In un contesto aziendale sempre più competitivo e orientato alla sostenibilità, la compliance emerge come un elemento cruciale per garantire integrità e valore.
Da oltre 25 anni, Anna Lisa Nicelli dedica la sua carriera a sviluppare strategie e processi che uniscono il rispetto delle normative a una visione innovativa del business. Con un’esperienza che spazia dal settore legale a ruoli chiave come Direttore Affari Istituzionali, CSR e Compliance Director per l’area EMEA in una multinazionale italiana, Anna Lisa porta all’ Associazione una prospettiva unica che combina conoscenze legali, operative e strategiche.
Oggi, come nuovo membro del Direttivo di Biopharma Network, il suo obiettivo è rendere la compliance una leva di crescita e differenziazione, capace di generare valore etico e competitivo per le aziende e per la società.
Conosciamola meglio.
Presentati e raccontaci qualcosa sul tuo percorso professionale.
Sono un avvocato con più di 25 anni di esperienza nel settore pharma. Oltre ad avere svolto attività in ambito legale in house, ho rivestito ruoli molto diversi tra loro: Direttore Affari Istituzionali e CSR, Vice Presidente e Segretario Generale di Fondazione, Direttore Tender Office e Operations, Leader di progetti internazionali in tema di M&A e Transparency.
Da ultimo mi occupo a 360° di compliance come Compliance Director con responsabilità diretta EMEA e coordinamento resto del mondo in una importante società italiana con diffusione e presenza internazionale. Tutto ciò mi ha permesso di costruire una conoscenza molto ampia ed una visione straordinariamente allargata di processi ed attività, mantenendo – grazie anche alla mia formazione legal – un costante fil rouge di attenzione nella lettura delle potenziali aree di rischio.

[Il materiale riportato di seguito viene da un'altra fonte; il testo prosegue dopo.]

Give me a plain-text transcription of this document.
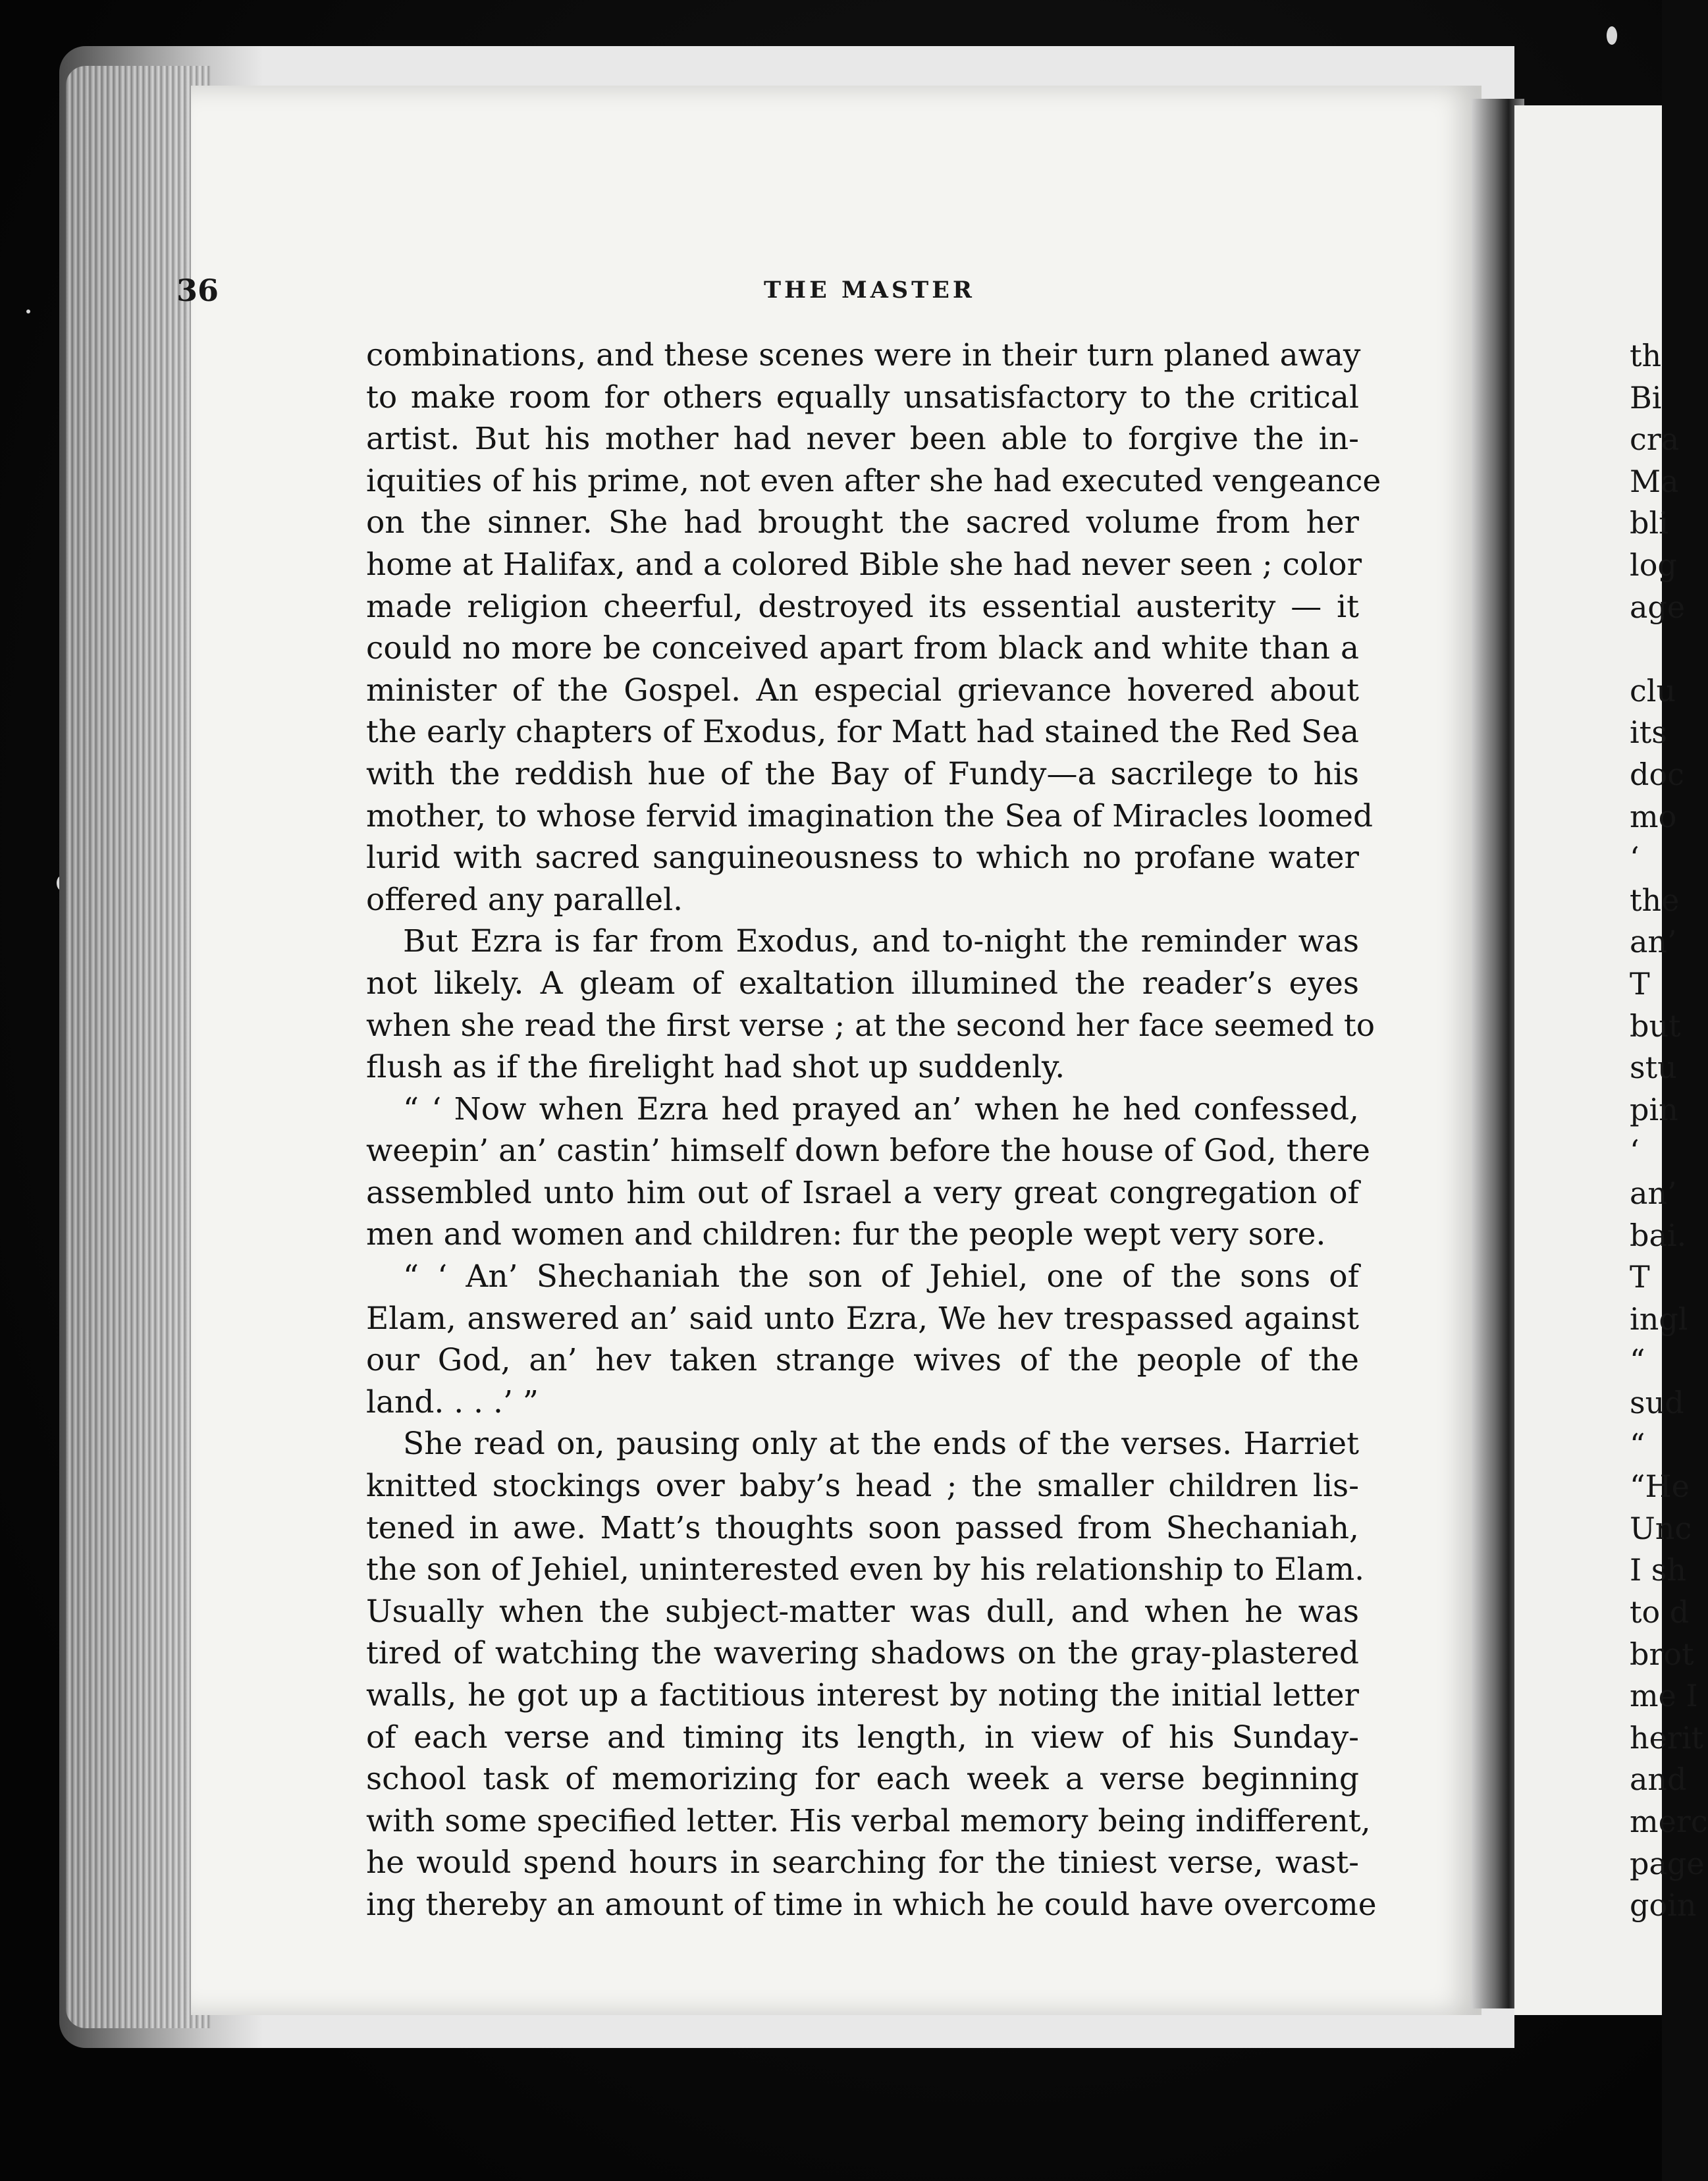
th
Bi
cra
Ma
bli
log
age
clu
its
doc
mo
‘
the
an’
T
but
stu
pin
‘
an’
bai.
T
ingl
“
sud
“
“He
Unc
I sh
to d
brot
me I
herit
and
merc
page
goin
36	THE MASTER
combinations, and these scenes were in their turn planed away
to make room for others equally unsatisfactory to the critical
artist. But his mother had never been able to forgive the in-
iquities of his prime, not even after she had executed vengeance
on the sinner. She had brought the sacred volume from her
home at Halifax, and a colored Bible she had never seen ; color
made religion cheerful, destroyed its essential austerity — it
could no more be conceived apart from black and white than a
minister of the Gospel. An especial grievance hovered about
the early chapters of Exodus, for Matt had stained the Red Sea
with the reddish hue of the Bay of Fundy—a sacrilege to his
mother, to whose fervid imagination the Sea of Miracles loomed
lurid with sacred sanguineousness to which no profane water
offered any parallel.
But Ezra is far from Exodus, and to-night the reminder was
not likely. A gleam of exaltation illumined the reader’s eyes
when she read the first verse ; at the second her face seemed to
flush as if the firelight had shot up suddenly.
“ ‘ Now when Ezra hed prayed an’ when he hed confessed,
weepin’ an’ castin’ himself down before the house of God, there
assembled unto him out of Israel a very great congregation of
men and women and children: fur the people wept very sore.
“ ‘ An’ Shechaniah the son of Jehiel, one of the sons of
Elam, answered an’ said unto Ezra, We hev trespassed against
our God, an’ hev taken strange wives of the people of the
land. . . .’ ”
She read on, pausing only at the ends of the verses. Harriet
knitted stockings over baby’s head ; the smaller children lis-
tened in awe. Matt’s thoughts soon passed from Shechaniah,
the son of Jehiel, uninterested even by his relationship to Elam.
Usually when the subject-matter was dull, and when he was
tired of watching the wavering shadows on the gray-plastered
walls, he got up a factitious interest by noting the initial letter
of each verse and timing its length, in view of his Sunday-
school task of memorizing for each week a verse beginning
with some specified letter. His verbal memory being indifferent,
he would spend hours in searching for the tiniest verse, wast-
ing thereby an amount of time in which he could have overcome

Qual è il valore aggiunto che il tuo profilo porterà all’Associazione e ai Soci nel tuo ruolo di Membro del Direttivo?
Penso di poter aggiungere un punto di vista importante per sviluppare consapevolezza e condivisione sul tema della “business integrity” che sempre più rappresenta un elemento competitivo e distintivo per le aziende. La spinta del mercato oggi non è più solo sulla qualità dei prodotti o dei servizi ma sulla qualità dei processi, sul valore o disvalore ‘etico’ che essi possono generare nella società e nelle persone, siano essi collaboratori, fornitori e clienti, terze parte, collettività ed ambiente .
La compliance deve diventare sempre più una leva di business e serve lavorare dall’interno del sistema, per spingerlo nelle direzioni di valore e farlo crescere in questo senso.
Il mio obiettivo ed il mio contributo , al Direttivo ed all’Associazione, saranno ispirati proprio a questi principi e sono certa che faremo un grande lavoro, nell’interesse degli associati e del mondo Pharma.